Josephine Mugerwa, one of the performers and also a popular musician told Xinhua that China is one of the fastest developing countries in the world and therefore strengthening ties with such a country not only economically or politically but also socially must be explored.
“We are trying to strengthen the friendship between Uganda and China. China has been in a relationship with Uganda for some good time, when it comes to trade but this time we want to do it socially through music.
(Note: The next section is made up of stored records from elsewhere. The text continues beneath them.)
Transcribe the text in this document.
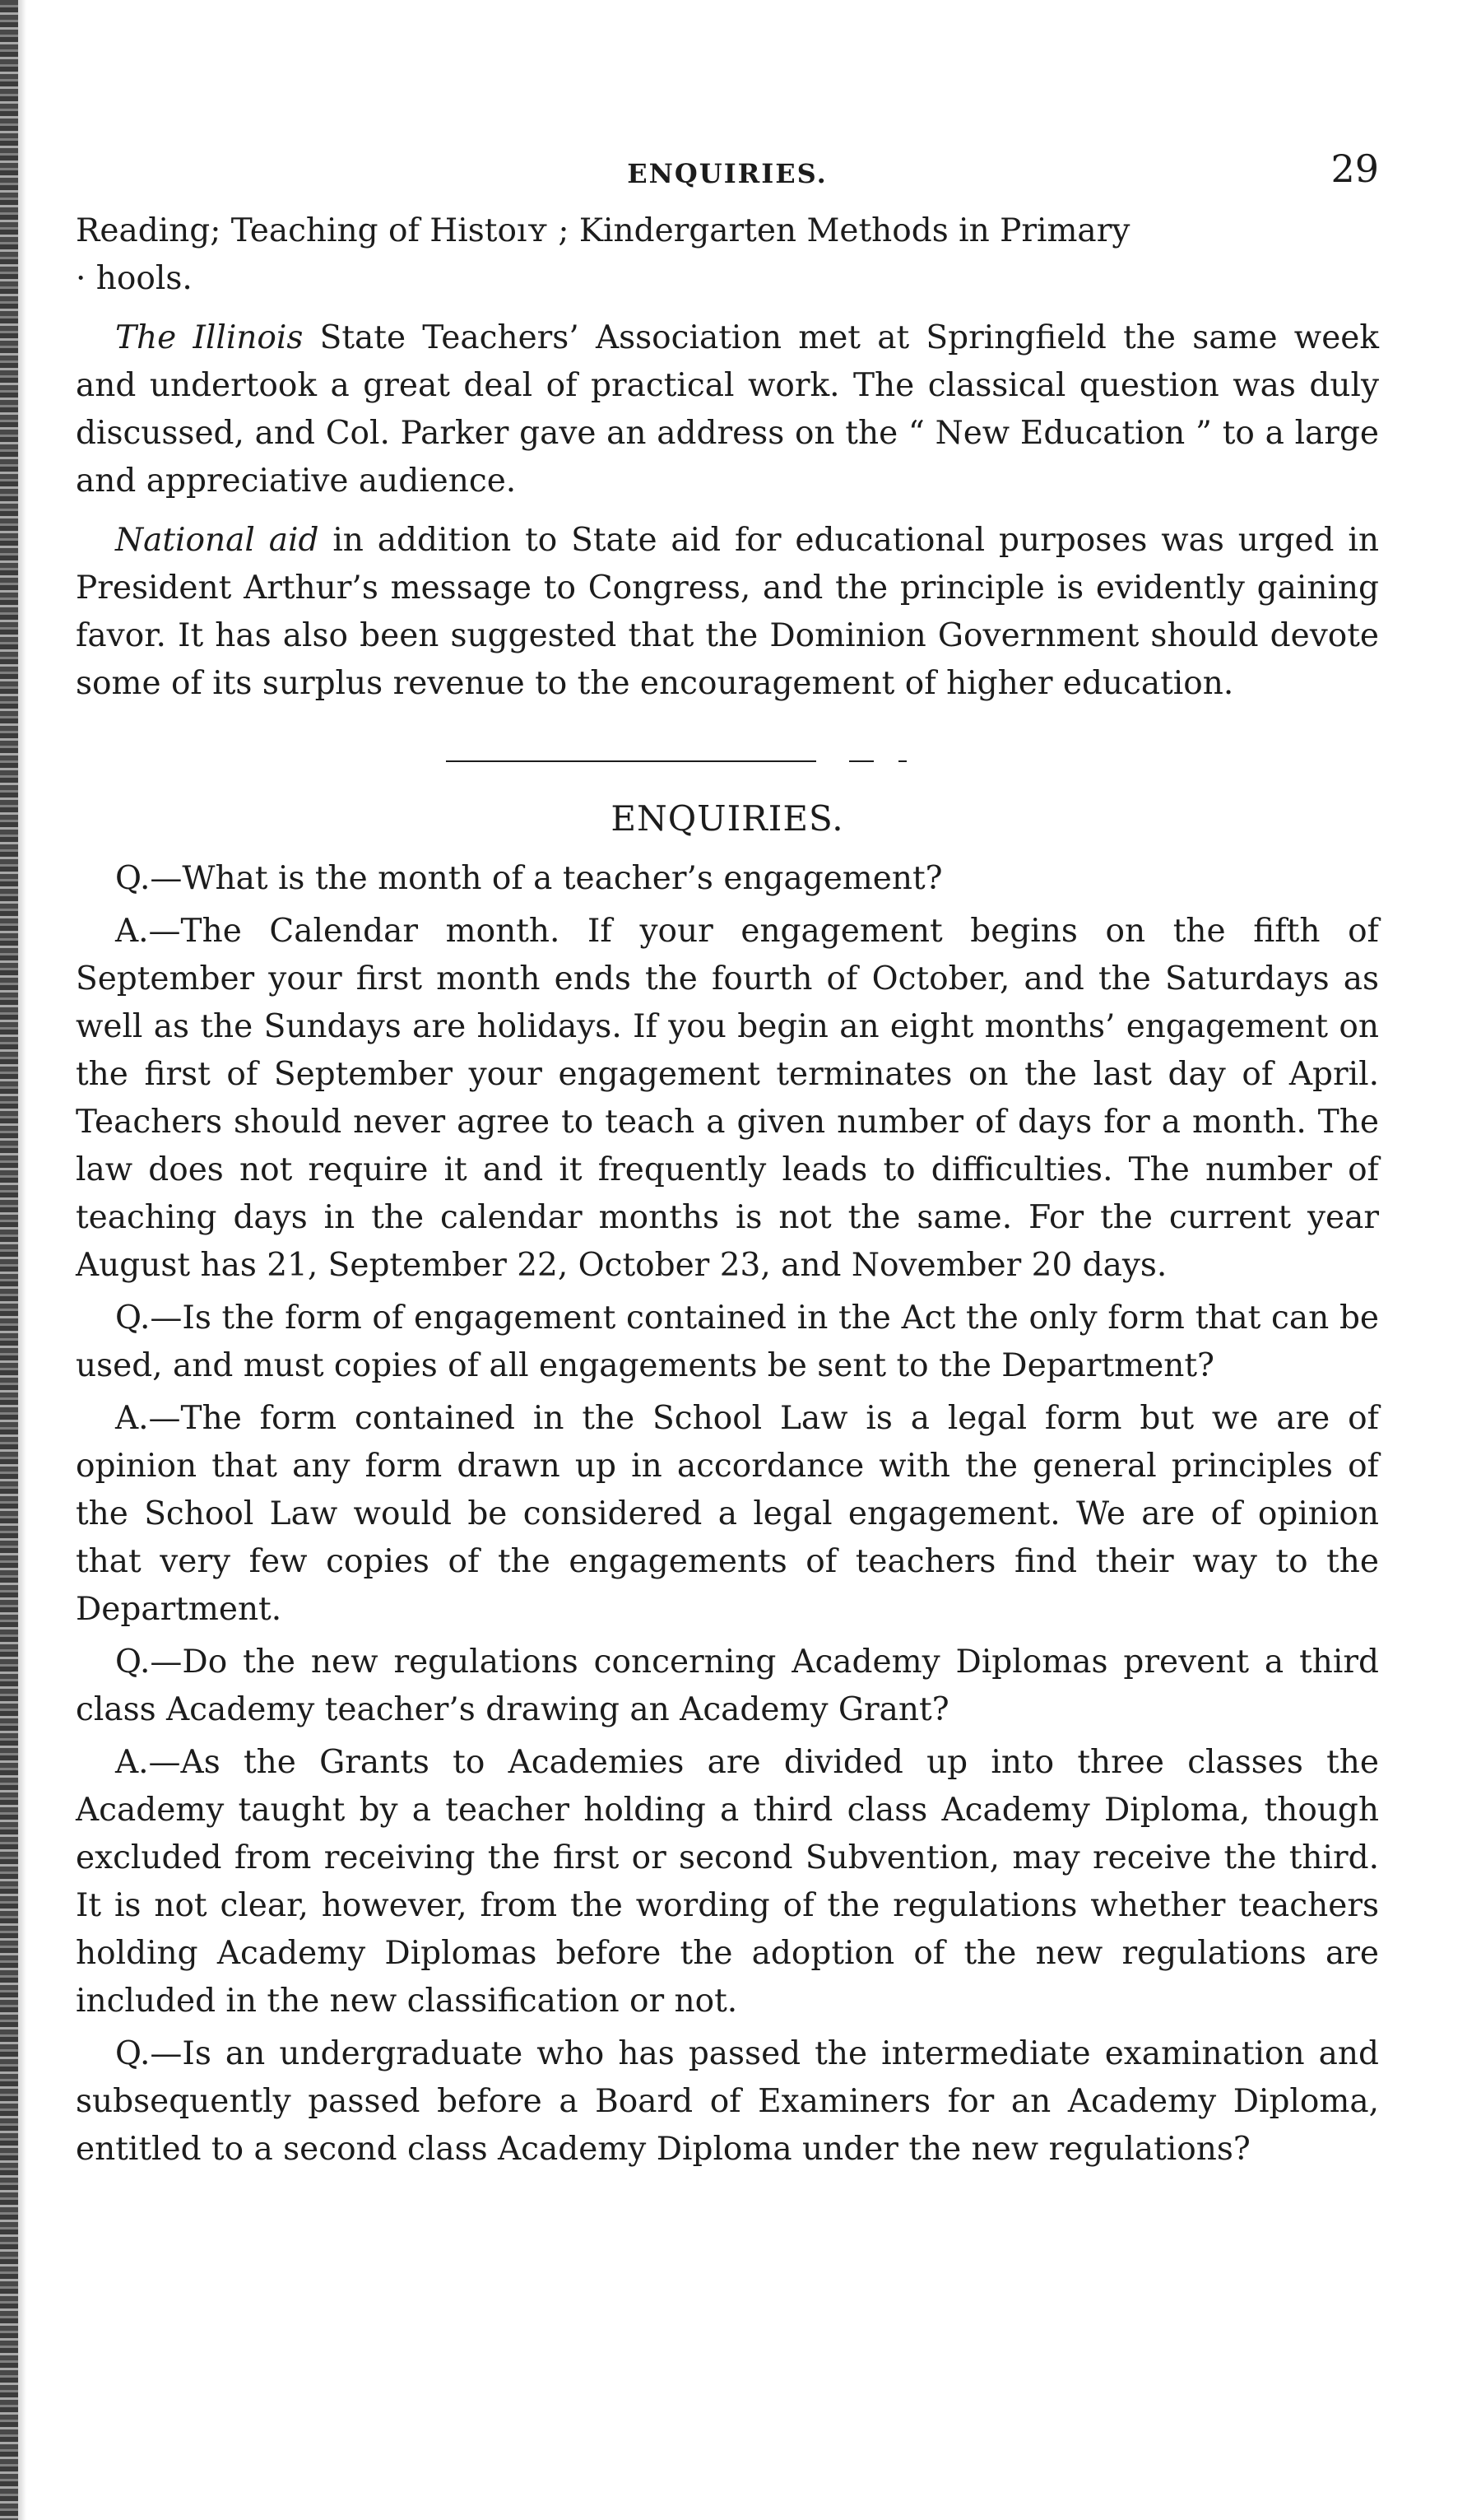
ENQUIRIES.	29

Reading; Teaching of Histoıʏ ; Kindergarten Methods in Primary
· hools.

The Illinois State Teachers’ Association met at Springfield the same week and undertook a great deal of practical work. The classical question was duly discussed, and Col. Parker gave an address on the “ New Education ” to a large and appreciative audience.

National aid in addition to State aid for educational purposes was urged in President Arthur’s message to Congress, and the principle is evidently gaining favor. It has also been suggested that the Dominion Government should devote some of its surplus revenue to the encouragement of higher education.

ENQUIRIES.

Q.—What is the month of a teacher’s engagement?

A.—The Calendar month. If your engagement begins on the fifth of September your first month ends the fourth of October, and the Saturdays as well as the Sundays are holidays. If you begin an eight months’ engagement on the first of September your engagement terminates on the last day of April. Teachers should never agree to teach a given number of days for a month. The law does not require it and it frequently leads to difficulties. The number of teaching days in the calendar months is not the same. For the current year August has 21, September 22, October 23, and November 20 days.

Q.—Is the form of engagement contained in the Act the only form that can be used, and must copies of all engagements be sent to the Department?

A.—The form contained in the School Law is a legal form but we are of opinion that any form drawn up in accordance with the general principles of the School Law would be considered a legal engagement. We are of opinion that very few copies of the engagements of teachers find their way to the Department.

Q.—Do the new regulations concerning Academy Diplomas prevent a third class Academy teacher’s drawing an Academy Grant?

A.—As the Grants to Academies are divided up into three classes the Academy taught by a teacher holding a third class Academy Diploma, though excluded from receiving the first or second Subvention, may receive the third. It is not clear, however, from the wording of the regulations whether teachers holding Academy Diplomas before the adoption of the new regulations are included in the new classification or not.

Q.—Is an undergraduate who has passed the intermediate examination and subsequently passed before a Board of Examiners for an Academy Diploma, entitled to a second class Academy Diploma under the new regulations?
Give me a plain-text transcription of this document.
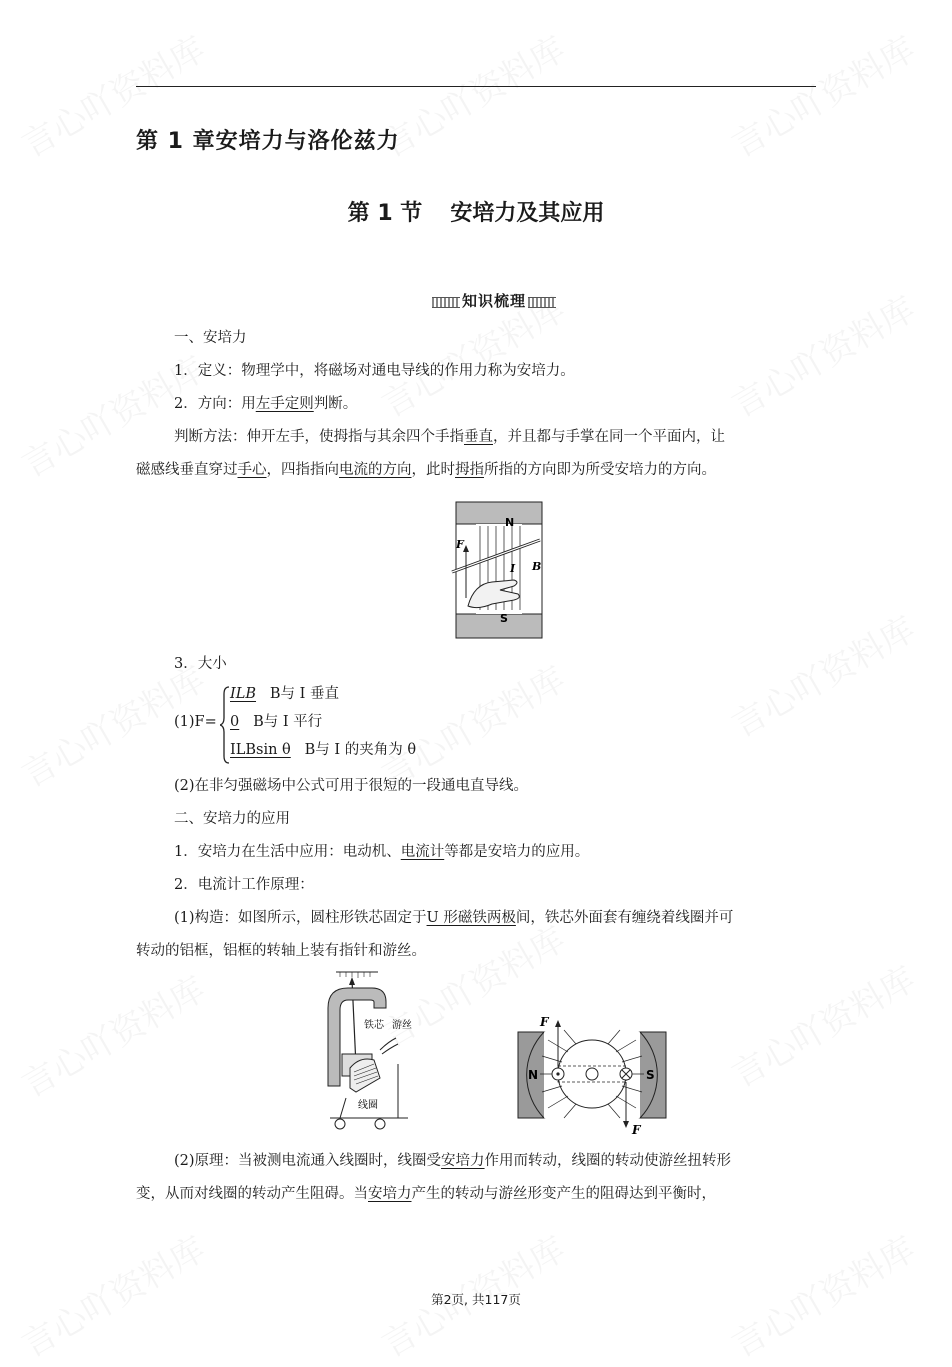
第 1 章安培力与洛伦兹力
第 1 节 安培力及其应用
知识梳理
一、安培力
1．定义：物理学中，将磁场对通电导线的作用力称为安培力。
2．方向：用左手定则判断。
判断方法：伸开左手，使拇指与其余四个手指垂直，并且都与手掌在同一个平面内，让
磁感线垂直穿过手心，四指指向电流的方向，此时拇指所指的方向即为所受安培力的方向。
F
N
I B
S
3．大小
(1)F=
ILB B与 I 垂直
0 B与 I 平行
ILBsin θ B与 I 的夹角为 θ
(2)在非匀强磁场中公式可用于很短的一段通电直导线。
二、安培力的应用
1．安培力在生活中应用：电动机、电流计等都是安培力的应用。
2．电流计工作原理：
(1)构造：如图所示，圆柱形铁芯固定于U 形磁铁两极间，铁芯外面套有缠绕着线圈并可
转动的铝框，铝框的转轴上装有指针和游丝。
铁芯 游丝
线圈
N	S
F
F
(2)原理：当被测电流通入线圈时，线圈受安培力作用而转动，线圈的转动使游丝扭转形
变，从而对线圈的转动产生阻碍。当安培力产生的转动与游丝形变产生的阻碍达到平衡时，
第2页, 共117页
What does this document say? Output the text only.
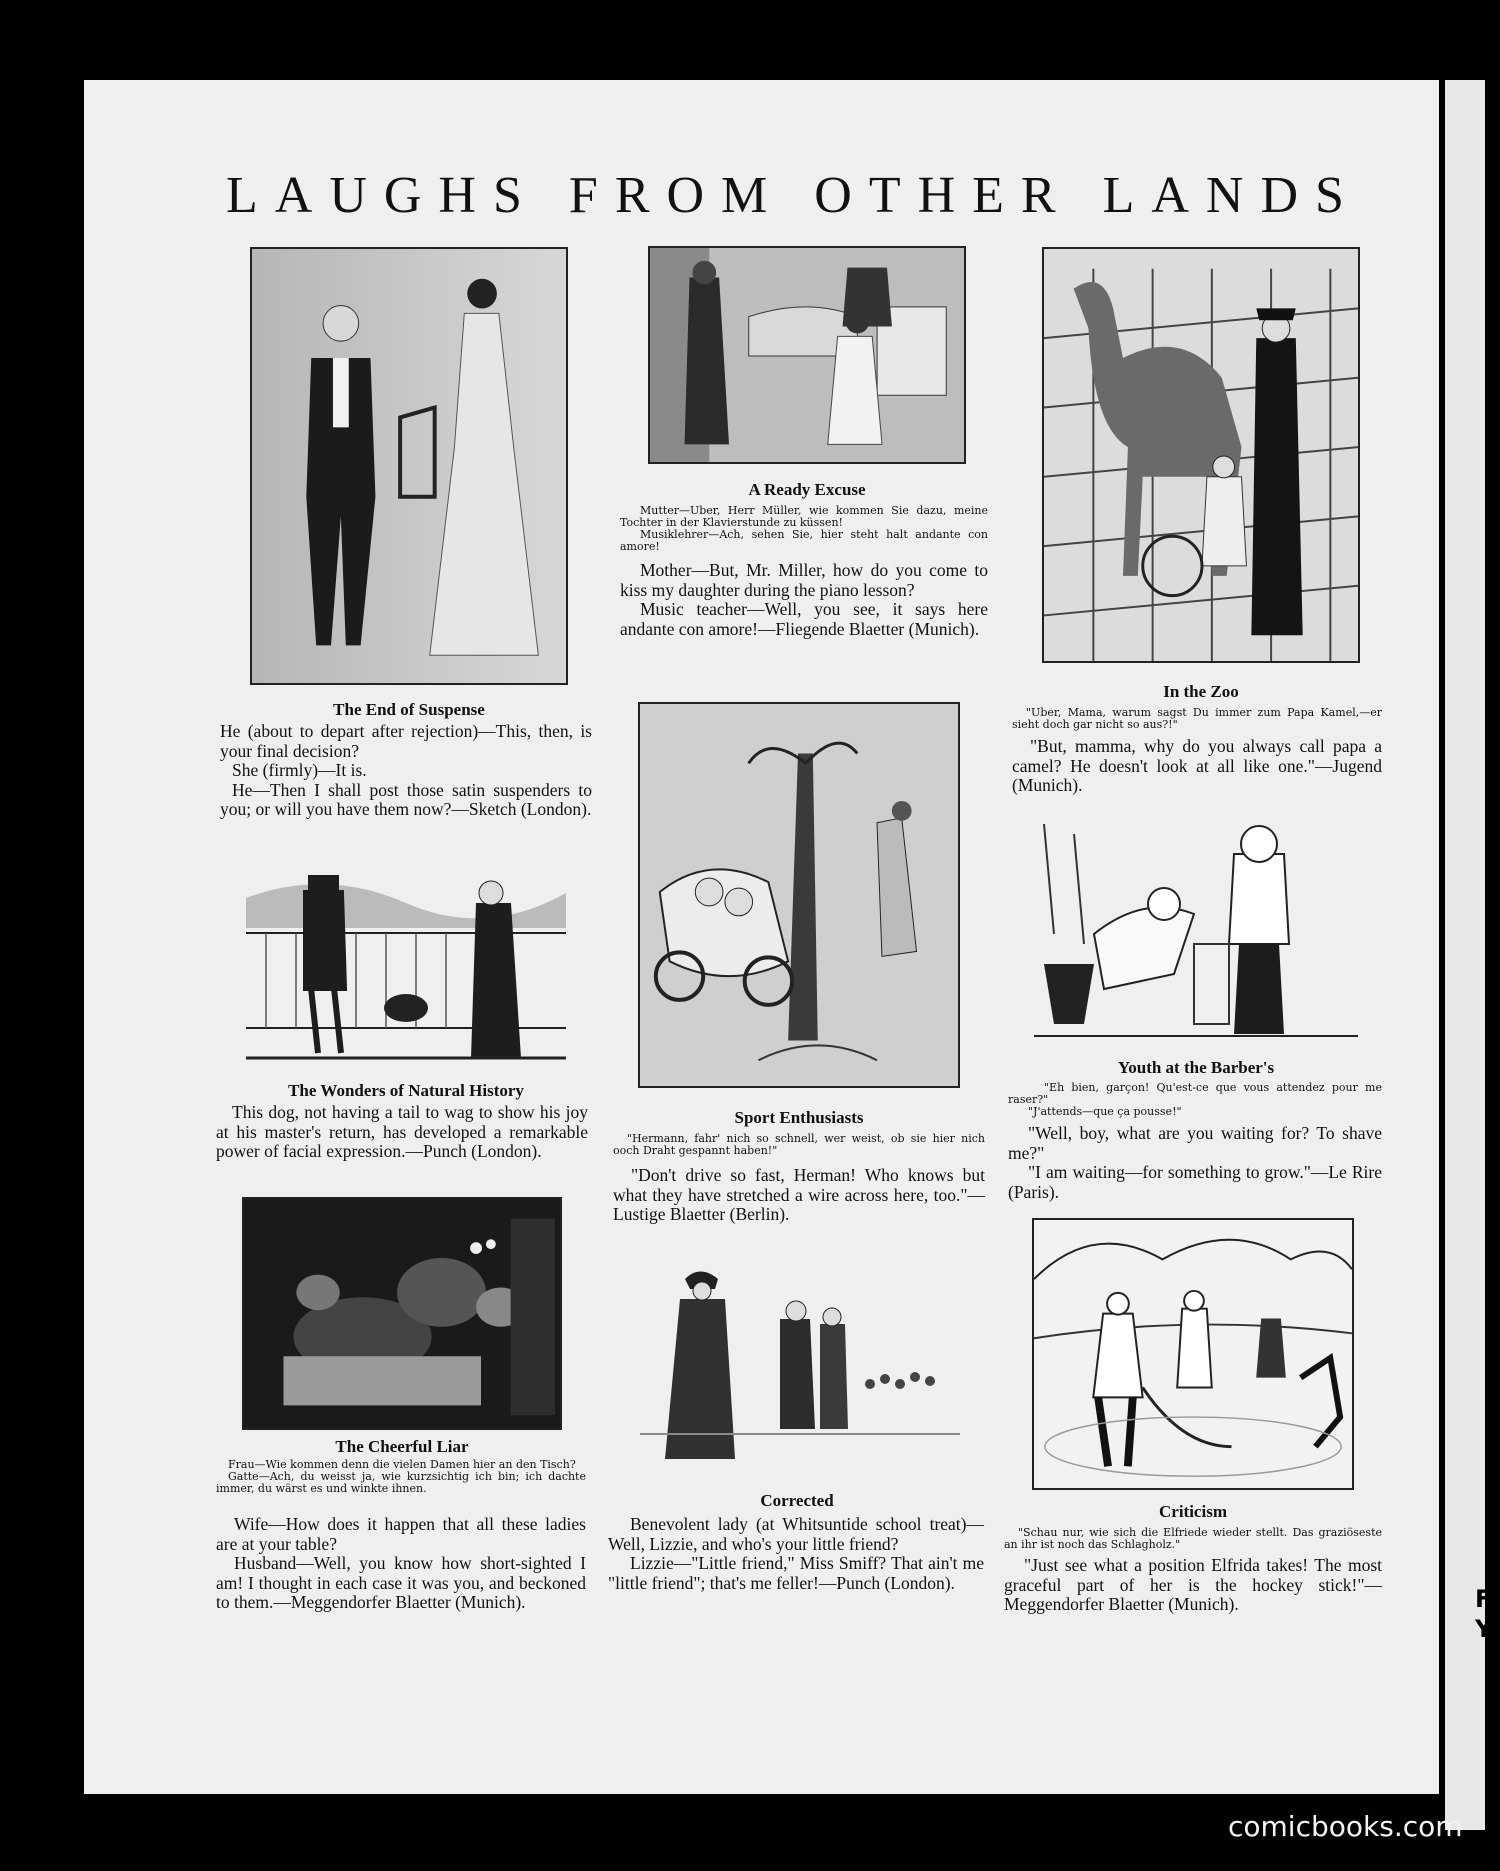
Fi
Y
LAUGHS FROM OTHER LANDS
The End of Suspense

He (about to depart after rejection)—This, then, is your final decision?

She (firmly)—It is.

He—Then I shall post those satin suspenders to you; or will you have them now?—Sketch (London).

The Wonders of Natural History
This dog, not having a tail to wag to show his joy at his master's return, has developed a remarkable power of facial expression.—Punch (London).
The Cheerful Liar

Frau—Wie kommen denn die vielen Damen hier an den Tisch?

Gatte—Ach, du weisst ja, wie kurzsichtig ich bin; ich dachte immer, du wärst es und winkte ihnen.

Wife—How does it happen that all these ladies are at your table?

Husband—Well, you know how short-sighted I am! I thought in each case it was you, and beckoned to them.—Meggendorfer Blaetter (Munich).

A Ready Excuse

Mutter—Uber, Herr Müller, wie kommen Sie dazu, meine Tochter in der Klavierstunde zu küssen!

Musiklehrer—Ach, sehen Sie, hier steht halt andante con amore!

Mother—But, Mr. Miller, how do you come to kiss my daughter during the piano lesson?

Music teacher—Well, you see, it says here andante con amore!—Fliegende Blaetter (Munich).

Sport Enthusiasts

"Hermann, fahr' nich so schnell, wer weist, ob sie hier nich ooch Draht gespannt haben!"

"Don't drive so fast, Herman! Who knows but what they have stretched a wire across here, too."—Lustige Blaetter (Berlin).
Corrected

Benevolent lady (at Whitsuntide school treat)—Well, Lizzie, and who's your little friend?

Lizzie—"Little friend," Miss Smiff? That ain't me "little friend"; that's me feller!—Punch (London).

In the Zoo

"Uber, Mama, warum sagst Du immer zum Papa Kamel,—er sieht doch gar nicht so aus?!"

"But, mamma, why do you always call papa a camel? He doesn't look at all like one."—Jugend (Munich).
Youth at the Barber's

"Eh bien, garçon! Qu'est-ce que vous attendez pour me raser?"

"J'attends—que ça pousse!"

"Well, boy, what are you waiting for? To shave me?"

"I am waiting—for something to grow."—Le Rire (Paris).

Criticism

"Schau nur, wie sich die Elfriede wieder stellt. Das graziöseste an ihr ist noch das Schlagholz."

"Just see what a position Elfrida takes! The most graceful part of her is the hockey stick!"—Meggendorfer Blaetter (Munich).
comicbooks.com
It feels good when you see another person from another country singing your music,” she said.
“We are promoting patriotism, we want to promote Uganda in China that is why you see us singing Chinese songs, but then we are putting on Ugandan outfits,” she added.
Mugerwa said through music the Chinese and Ugandan people can be brought together for the good of both communities.
Sam Okello, chairperson board of trustees UNCC said there are several lessons to pick from China especially at a time when perceived modernity is threating indigenous cultures.
“The strength of China stemmed from the people, China lived as a closed community for a long time and by the time it was opened to the world, everything was done according to the cultural values of China,” Okello said.
He said although modernity is good, it can also be negatively disruptive, especially among young people who may adopt it forgetting their traditional values.
Okello argued that nations grow basing on their cultural values, adding that Chinese culture is what has made China become advanced and developed.